Involve them in stuff they can genuinely help with
Give any pestering family members something to do and you’ll find that they’ll be more positively invested in your wedding and will feel like a valued part of it. The trick here is allocate tasks where you can genuinely use whatever research or help the person provides – not stuff that’s highly reliant on personal taste, like finding your wedding shoes (otherwise, if you don’t take on their feedback they’ll feed offended and like their time was wasted). Or, get their opinion on a shortlist of options so that you’re setting them up for success as you’ll be happy with whatever option they choose.
Change the subject to focus on them
Go into conversations ready with a slew of topics to talk about that are focused on them to detract from your wedding. First rule of people: people love talking about themselves and it has the added bonus of helping this person connect with you and feel like you’re on their side = less negative or provoking energy towards you regarding your wedding.
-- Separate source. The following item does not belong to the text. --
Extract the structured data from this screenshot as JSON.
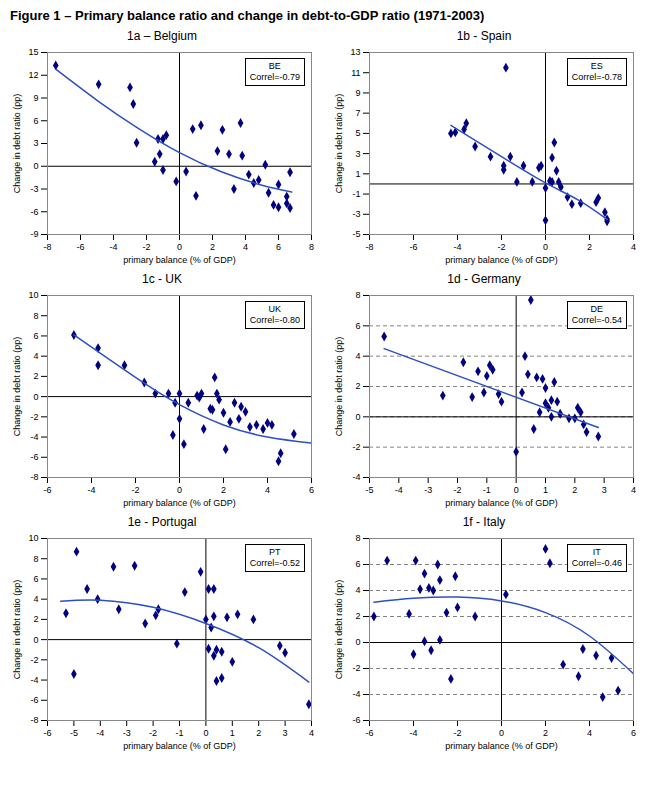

Keep your energy nonchalant and open-minded
Nod, appear interested and respond with a sweeping statement like “that’s interesting, we’ll keep that in mind, thanks for your thoughts”. Then either bank the idea if it actually was decent or turf it into the mental junkyard of never-to-be-thought-of-again. Keeping level energy is key, because some people are like a moth to a flame at the first sign of aggravation.
Ever-so-gently shut them down
It helps we’re mums of small children because a lot of the techniques for dealing with the shiz that a three year old throws at you is uncannily applicable for a wedding scenario.
You don’t want to say a flat “No. Nope. Never. No happening. That’s a dumb idea”. Instead, frame things like you’re really hearing them. “Hmm, that’s interesting and I can see how [their suggestion] would suit many couple’s wedding. For us, we’re thinking that for [X reasons], we’re going to do [alternative thing] instead because of [X reason]. But we’re loving hearing all the ways weddings play out – isn’t it an amazing time to get married!? There’s so much diversity in weddings now!” *Quickly excuse yourself for the bathroom, take a deep breath and pat yourself on the back. You did good back there*.